Monday, August 03, 2009

...And That's The Way It Is (Back Then)

Walter Cronkite was lucky to live to 92, and even luckier to live when he did – at a time when everyone got their news from the same television station at the same time, and anchors were still required to be objective journalists. It didn’t matter if they wore glasses or spoke in a gravelly voice or appeared on TV in their sixties. Back then, it was OK to spend several minutes on a story to make sure viewers received all the facts, and the story never was influenced by ideologies or pressured by major advertisers.

If Walter was graduating today, he probably wouldn’t think of journalism as a career, and even if he did he would never be picked to anchor a local broadcast, let alone a national one. Too dour, people would say. Too much of a perfectionist. Walter is remembered today not so much for who he was, but what he represented. Some would say his editorial on Vietnam following the Tet Offensive was a switch from journalism to editorial, but to reach that conclusion he had the nerve to actually travel to Vietnam and find out the facts first. And when you watch him and listen to his voice, there is none of the condescension and taunting that flows from so many so-called news anchors and bloviators today. He spoke with absolute authority, for he had actually bothered to do his homework. The nerve of him.
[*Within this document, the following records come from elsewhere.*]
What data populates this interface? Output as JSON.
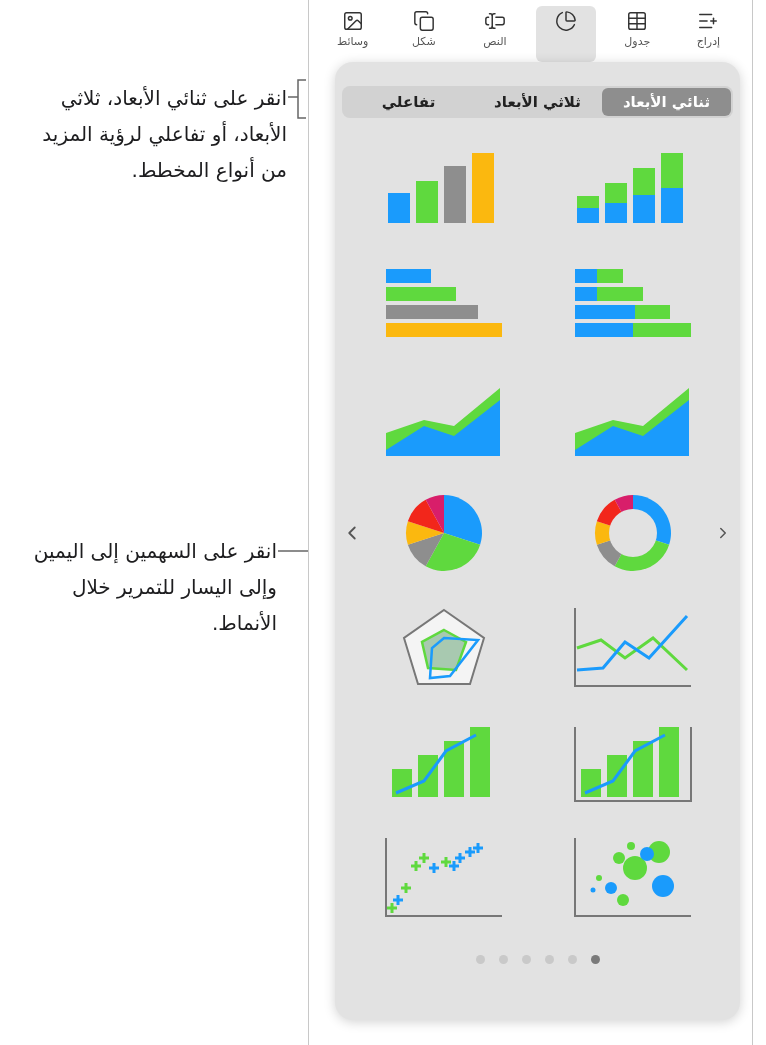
{
  "callouts": [
    {
      "text": "انقر على ثنائي الأبعاد، ثلاثي الأبعاد، أو تفاعلي لرؤية المزيد من أنواع المخطط.",
      "kind": "bracket"
    },
    {
      "text": "انقر على السهمين إلى اليمين وإلى اليسار للتمرير خلال الأنماط.",
      "kind": "line"
    }
  ],
  "toolbar": [
    {
      "kind": "insert",
      "label": "إدراج",
      "selected": false
    },
    {
      "kind": "table",
      "label": "جدول",
      "selected": false
    },
    {
      "kind": "chart",
      "selected": true
    },
    {
      "kind": "text",
      "label": "النص",
      "selected": false
    },
    {
      "kind": "shape",
      "label": "شكل",
      "selected": false
    },
    {
      "kind": "media",
      "label": "وسائط",
      "selected": false
    }
  ],
  "tabs": [
    {
      "label": "ثنائي الأبعاد",
      "selected": true
    },
    {
      "label": "ثلاثي الأبعاد",
      "selected": false
    },
    {
      "label": "تفاعلي",
      "selected": false
    }
  ],
  "chart_styles": [
    {
      "kind": "stacked-column"
    },
    {
      "kind": "column"
    },
    {
      "kind": "stacked-bar"
    },
    {
      "kind": "bar"
    },
    {
      "kind": "stacked-area"
    },
    {
      "kind": "area"
    },
    {
      "kind": "donut"
    },
    {
      "kind": "pie"
    },
    {
      "kind": "line"
    },
    {
      "kind": "radar"
    },
    {
      "kind": "column-line-axes"
    },
    {
      "kind": "column-line"
    },
    {
      "kind": "bubble"
    },
    {
      "kind": "scatter"
    }
  ],
  "pages": [
    {
      "selected": true
    },
    {
      "selected": false
    },
    {
      "selected": false
    },
    {
      "selected": false
    },
    {
      "selected": false
    },
    {
      "selected": false
    }
  ]
}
Walter also had the politeness and the class to wait until he was retired (actually, forced into retirement) to begin making his true political feelings known. That was perfectly acceptable – he was no longer an anchor or journalist. I’m sure he was disappointed in many things concerning journalism and the media, especially the partisan sniping that masquerades as debate and the downfall of the once-mighty CBS News. But if I had the audacity to guess, I think what bothered him the most was both the move from reporting the news to editorializing the sensational and the trivial. President Obama recently said he was surprised the media made the recent “beer summit” the top story instead of the meeting he had with the president of the Philippines. He had to have been joking, but Cronkite would have said, “And right there…that’s why the mighty Fourth Estate has fallen.”